Despite that, she was warned by their mortgage broker to hide her pregnancy when they met the bank.

"We were told the banks were getting very very tight on their lending criteria and they would probably decline us if they knew I was pregnant," she said.

The woman wore a puffer jacket and "very baggy clothing" during the meeting to discuss their application.

She was asked if having more children was in the couple’s five-year plan, she said.

"I had to sit there with my puffer jacket, eight months pregnant, and say no.
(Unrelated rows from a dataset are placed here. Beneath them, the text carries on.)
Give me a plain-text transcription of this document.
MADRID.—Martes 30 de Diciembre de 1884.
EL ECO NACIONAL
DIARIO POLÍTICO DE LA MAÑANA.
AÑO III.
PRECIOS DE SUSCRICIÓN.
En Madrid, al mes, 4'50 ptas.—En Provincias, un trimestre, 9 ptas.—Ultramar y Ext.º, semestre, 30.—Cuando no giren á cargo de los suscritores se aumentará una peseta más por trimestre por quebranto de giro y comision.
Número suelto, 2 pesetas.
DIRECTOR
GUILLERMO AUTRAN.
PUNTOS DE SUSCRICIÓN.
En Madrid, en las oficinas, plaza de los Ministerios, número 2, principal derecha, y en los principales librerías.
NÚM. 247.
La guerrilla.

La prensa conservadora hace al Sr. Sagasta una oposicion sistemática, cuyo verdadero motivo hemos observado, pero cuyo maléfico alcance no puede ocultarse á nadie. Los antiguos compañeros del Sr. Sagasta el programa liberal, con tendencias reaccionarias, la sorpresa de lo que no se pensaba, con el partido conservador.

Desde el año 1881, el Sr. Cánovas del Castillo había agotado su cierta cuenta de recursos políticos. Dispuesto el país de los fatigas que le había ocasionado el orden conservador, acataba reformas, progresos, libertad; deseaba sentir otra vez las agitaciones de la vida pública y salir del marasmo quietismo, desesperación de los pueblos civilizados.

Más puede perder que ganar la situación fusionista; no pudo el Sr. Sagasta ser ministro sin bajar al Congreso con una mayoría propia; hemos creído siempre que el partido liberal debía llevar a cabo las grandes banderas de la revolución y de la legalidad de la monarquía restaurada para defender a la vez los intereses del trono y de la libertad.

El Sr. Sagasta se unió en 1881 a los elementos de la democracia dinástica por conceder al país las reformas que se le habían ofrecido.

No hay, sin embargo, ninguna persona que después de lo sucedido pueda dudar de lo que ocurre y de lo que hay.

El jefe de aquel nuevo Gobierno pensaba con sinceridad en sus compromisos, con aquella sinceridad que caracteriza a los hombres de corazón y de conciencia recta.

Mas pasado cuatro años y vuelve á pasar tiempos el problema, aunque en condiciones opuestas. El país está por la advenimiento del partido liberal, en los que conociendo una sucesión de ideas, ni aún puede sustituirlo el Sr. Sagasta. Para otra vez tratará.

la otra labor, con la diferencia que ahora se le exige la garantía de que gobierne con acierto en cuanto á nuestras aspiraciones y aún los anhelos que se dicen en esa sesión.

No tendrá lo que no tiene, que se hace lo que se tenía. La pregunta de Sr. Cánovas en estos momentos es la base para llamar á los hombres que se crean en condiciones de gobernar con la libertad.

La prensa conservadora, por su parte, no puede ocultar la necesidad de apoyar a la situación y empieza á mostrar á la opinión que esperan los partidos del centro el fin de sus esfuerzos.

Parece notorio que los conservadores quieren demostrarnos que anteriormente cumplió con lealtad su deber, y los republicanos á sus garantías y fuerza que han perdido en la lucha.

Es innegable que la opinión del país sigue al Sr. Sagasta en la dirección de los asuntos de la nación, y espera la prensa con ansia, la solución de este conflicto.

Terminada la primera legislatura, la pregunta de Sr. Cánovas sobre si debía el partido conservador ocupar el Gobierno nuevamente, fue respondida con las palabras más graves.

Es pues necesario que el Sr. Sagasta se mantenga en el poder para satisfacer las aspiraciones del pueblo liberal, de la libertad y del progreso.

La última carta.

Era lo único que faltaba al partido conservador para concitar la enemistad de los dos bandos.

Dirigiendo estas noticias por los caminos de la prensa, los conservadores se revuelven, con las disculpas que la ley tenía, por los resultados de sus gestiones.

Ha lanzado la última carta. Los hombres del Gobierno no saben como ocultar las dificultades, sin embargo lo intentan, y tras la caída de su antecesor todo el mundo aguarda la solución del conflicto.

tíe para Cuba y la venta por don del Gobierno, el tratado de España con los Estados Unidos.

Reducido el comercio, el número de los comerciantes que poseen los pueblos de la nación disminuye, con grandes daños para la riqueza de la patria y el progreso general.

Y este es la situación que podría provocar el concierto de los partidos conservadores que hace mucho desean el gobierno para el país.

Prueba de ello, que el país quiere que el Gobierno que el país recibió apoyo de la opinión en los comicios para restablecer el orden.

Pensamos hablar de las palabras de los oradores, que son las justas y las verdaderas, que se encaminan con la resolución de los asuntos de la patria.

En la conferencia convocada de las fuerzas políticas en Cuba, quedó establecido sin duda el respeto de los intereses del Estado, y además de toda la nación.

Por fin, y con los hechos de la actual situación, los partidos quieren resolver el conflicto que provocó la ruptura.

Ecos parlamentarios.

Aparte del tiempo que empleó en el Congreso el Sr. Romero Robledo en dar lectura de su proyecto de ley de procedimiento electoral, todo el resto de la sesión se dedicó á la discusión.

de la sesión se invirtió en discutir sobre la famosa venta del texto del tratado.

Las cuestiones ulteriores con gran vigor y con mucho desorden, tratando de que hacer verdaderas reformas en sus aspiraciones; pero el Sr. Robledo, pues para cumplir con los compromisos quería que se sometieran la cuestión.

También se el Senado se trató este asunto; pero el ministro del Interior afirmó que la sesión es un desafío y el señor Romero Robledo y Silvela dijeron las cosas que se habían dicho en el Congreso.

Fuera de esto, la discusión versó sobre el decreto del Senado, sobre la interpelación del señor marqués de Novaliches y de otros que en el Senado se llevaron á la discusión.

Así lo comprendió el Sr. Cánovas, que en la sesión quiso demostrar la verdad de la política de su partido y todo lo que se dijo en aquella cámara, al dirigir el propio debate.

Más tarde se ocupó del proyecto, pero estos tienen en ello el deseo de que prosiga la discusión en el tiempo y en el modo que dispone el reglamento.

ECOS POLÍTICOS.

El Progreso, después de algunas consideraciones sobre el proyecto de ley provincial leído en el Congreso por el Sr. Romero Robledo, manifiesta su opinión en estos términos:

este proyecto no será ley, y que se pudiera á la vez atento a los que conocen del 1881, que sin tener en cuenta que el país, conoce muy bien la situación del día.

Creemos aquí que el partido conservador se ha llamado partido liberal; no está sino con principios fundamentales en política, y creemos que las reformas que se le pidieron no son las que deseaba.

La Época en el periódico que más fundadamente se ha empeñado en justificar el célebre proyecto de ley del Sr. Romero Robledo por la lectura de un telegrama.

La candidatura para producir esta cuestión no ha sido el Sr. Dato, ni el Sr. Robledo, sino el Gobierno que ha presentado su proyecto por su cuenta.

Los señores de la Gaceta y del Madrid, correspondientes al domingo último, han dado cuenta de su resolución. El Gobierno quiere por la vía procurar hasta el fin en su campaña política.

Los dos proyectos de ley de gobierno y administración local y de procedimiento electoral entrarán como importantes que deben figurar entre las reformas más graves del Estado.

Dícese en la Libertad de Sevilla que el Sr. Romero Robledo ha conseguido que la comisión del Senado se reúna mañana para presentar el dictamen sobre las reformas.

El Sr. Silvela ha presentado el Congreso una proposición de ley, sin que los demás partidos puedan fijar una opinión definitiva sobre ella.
It was horrible."

The woman believed that if they had admitted she was pregnant, they would not have got their mortgage approved.

She described the situation as "incredibly frustrating" considering they had previously had a mortgage, never missed a payment and had an excellent credit rating.

Being asked personal questions, such as about their plans for children, was "deeply disrespectful", she said.

"They can’t ask you in a job interview if you want to have a baby so why should the bank be allowed?"

Another Dunedin woman, who the Otago Daily Times has agreed not to name, was refused a mortgage nearly two years ago after she told the bank she would not return to work after having her baby.

The woman, who worked at the bank she was applying to and was pregnant at the time, decided that because of her husband’s income of $2000 a fortnight, she would not work for a few years, to bring up her children.

"We could cover our expenses quite comfortably with his income but they said no once I told them I wasn’t going to return to work," she said.

After that the couple applied to a new bank and their application was accepted "no trouble".